6.1 Next Shape does not sell personal data. We only share personal data if necessary for the purposes in this policy, to comply with legislation, or based on consent. 6.2 Personal data may be shared with the following categories of recipients: a. Hosting and IT service providers (cloud, infrastructure, databases, email, and communication tooling); b. Analytics and measurement service providers (including GA4 and PostHog, depending on cookie settings); c. Payment service providers (for payment processing and fraud prevention); d. Automation and integration service providers (for workflows and links); e. AI service providers (if/to the extent necessary for AI functionality within our services, depending on configuration and assignment); f. Professional advisors (such as accountants/lawyers) when necessary; g. Government authorities when we are legally obliged to do so.

6.3 Where parties process personal data on behalf of Next Shape, we conclude data processing agreements or similar contractual safeguards where necessary, including agreements on confidentiality and security. 6.4 For client projects, (sub)processors and any international transfer are further regulated in the DPA and/or a (sub)processor list.

7.1 Some service providers may use (sub)processors or process data outside the European Economic Area (EEA). 7.2 If personal data is processed outside the EEA, Next Shape takes appropriate safeguards, such as Standard Contractual Clauses (SCCs) and, where necessary, additional measures (e.g., encryption, data minimization, and access restrictions). 7.3 For client projects: international transfer is arranged in accordance with the DPA and the client's instructions.

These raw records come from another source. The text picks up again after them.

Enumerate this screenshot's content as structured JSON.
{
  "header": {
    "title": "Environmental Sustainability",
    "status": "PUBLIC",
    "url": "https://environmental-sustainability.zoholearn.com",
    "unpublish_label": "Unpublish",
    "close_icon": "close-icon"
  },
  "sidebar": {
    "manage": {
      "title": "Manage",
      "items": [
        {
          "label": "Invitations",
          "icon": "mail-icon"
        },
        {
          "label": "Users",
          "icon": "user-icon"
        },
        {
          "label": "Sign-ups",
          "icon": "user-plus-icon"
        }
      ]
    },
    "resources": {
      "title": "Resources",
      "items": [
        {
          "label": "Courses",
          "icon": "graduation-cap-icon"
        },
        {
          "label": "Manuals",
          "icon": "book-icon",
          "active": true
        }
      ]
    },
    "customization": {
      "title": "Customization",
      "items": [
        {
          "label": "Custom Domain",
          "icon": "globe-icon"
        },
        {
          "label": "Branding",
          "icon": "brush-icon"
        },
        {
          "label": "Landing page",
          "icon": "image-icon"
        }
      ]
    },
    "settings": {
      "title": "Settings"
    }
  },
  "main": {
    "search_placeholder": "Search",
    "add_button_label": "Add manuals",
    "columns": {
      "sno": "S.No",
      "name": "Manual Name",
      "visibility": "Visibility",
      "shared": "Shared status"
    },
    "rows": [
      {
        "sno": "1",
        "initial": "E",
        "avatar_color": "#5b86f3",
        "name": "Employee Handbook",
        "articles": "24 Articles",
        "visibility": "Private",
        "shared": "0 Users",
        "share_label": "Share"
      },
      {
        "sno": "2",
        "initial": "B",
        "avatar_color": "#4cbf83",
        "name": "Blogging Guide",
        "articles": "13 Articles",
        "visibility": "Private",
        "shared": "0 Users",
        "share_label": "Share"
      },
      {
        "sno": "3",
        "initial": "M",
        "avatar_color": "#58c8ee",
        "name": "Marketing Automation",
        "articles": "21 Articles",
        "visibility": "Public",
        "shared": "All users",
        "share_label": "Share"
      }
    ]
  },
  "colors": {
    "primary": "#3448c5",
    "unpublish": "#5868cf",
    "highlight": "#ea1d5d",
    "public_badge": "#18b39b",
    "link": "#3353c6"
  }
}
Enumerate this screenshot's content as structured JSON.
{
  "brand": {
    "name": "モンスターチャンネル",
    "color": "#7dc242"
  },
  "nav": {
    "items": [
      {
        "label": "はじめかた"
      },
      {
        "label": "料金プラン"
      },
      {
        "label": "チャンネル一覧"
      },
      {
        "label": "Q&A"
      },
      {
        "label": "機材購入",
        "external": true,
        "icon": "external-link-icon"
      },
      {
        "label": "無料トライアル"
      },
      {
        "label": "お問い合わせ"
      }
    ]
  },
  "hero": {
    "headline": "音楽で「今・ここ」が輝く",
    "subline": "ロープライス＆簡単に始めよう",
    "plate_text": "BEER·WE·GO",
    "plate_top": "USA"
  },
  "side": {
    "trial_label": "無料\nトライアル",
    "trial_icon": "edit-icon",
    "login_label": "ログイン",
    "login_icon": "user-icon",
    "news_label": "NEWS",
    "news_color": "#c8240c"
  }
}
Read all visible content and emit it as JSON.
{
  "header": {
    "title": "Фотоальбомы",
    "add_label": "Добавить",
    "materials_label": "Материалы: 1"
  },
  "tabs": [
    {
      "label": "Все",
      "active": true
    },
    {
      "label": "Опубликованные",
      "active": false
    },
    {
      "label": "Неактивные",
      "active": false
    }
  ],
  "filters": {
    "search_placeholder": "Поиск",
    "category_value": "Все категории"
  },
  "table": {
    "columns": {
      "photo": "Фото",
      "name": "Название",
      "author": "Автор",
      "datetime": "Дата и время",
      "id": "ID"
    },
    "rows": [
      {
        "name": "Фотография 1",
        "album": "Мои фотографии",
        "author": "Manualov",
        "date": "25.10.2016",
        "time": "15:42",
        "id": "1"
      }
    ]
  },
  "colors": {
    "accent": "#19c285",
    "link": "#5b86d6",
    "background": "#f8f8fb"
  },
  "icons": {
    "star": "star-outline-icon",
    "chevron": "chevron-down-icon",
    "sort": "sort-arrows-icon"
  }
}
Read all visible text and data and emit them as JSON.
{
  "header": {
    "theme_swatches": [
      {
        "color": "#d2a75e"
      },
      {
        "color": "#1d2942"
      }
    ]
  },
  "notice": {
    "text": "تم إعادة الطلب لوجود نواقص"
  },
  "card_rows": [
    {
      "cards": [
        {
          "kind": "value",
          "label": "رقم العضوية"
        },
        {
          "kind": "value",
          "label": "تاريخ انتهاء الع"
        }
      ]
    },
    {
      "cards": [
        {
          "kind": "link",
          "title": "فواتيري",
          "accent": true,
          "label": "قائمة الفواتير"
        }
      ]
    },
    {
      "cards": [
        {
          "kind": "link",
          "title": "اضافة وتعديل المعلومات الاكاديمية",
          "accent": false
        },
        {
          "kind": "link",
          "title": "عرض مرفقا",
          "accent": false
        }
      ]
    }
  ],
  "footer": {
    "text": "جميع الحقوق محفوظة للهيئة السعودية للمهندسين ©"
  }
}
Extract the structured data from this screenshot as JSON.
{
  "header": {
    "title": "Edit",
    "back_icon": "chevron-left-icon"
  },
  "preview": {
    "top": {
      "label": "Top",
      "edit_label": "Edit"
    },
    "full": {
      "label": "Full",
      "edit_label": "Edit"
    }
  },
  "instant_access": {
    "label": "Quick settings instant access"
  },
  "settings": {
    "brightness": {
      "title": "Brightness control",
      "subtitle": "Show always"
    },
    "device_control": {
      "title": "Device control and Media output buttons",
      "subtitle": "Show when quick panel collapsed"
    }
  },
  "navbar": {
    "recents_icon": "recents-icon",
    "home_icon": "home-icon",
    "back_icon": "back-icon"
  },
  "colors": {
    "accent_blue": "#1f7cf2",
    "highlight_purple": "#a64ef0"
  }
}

8.1 Next Shape does not store personal data longer than necessary. Indicative: a. Contact and sales communication: up to 24 months after last contact, unless earlier objection/deletion and no other basis; b. Contract and invoice data: in accordance with legal retention obligations (in the Netherlands usually 7 years); c. Analytics data: according to the set retention in GA4/PostHog and no longer than necessary for analysis and improvement; d. Project data as a processor: in accordance with agreements in the DPA; after the end of service provision, delete/return as agreed, unless legal obligations dictate otherwise. 8.2 Backups may still contain data for a limited period; permanent deletion follows the backup cycle.

9.1 Next Shape takes appropriate technical and organizational security measures, including where appropriate: access management (least privilege), authentication, encryption during transport (TLS), logging/monitoring, patch management, and security agreements with service providers. 9.2 No single measure offers a 100% guarantee. In the event of an incident, we will act in accordance with the GDPR, including reporting where required.

10.1 You have (under conditions) the right to access, rectification, erasure, restriction, data portability, and objection. 10.2 If processing is based on consent, you can always withdraw that consent (without retroactive effect). 10.3 You can submit requests via info@nextshape.nl. We may verify your identity to prevent abuse. 10.4 You can file a complaint with the Dutch Data Protection Authority (Autoriteit Persoonsgegevens).

11.1 Next Shape usually does not take decisions through nextshape.nl with legal consequences or similarly significant consequences on the basis of solely automated processing. 11.2 AI may be used within service provision. AI output is in principle supportive and, depending on the use case, may be subject to human review (human-in-the-loop), as laid down in the assignment and/or general terms and conditions.

For questions or privacy requests: info@nextshape.nl or by post: Honingboomstraat 23, 6444CA Brunssum, The Netherlands.

We may change this privacy policy. The most recent version is published on nextshape.nl with an updated date.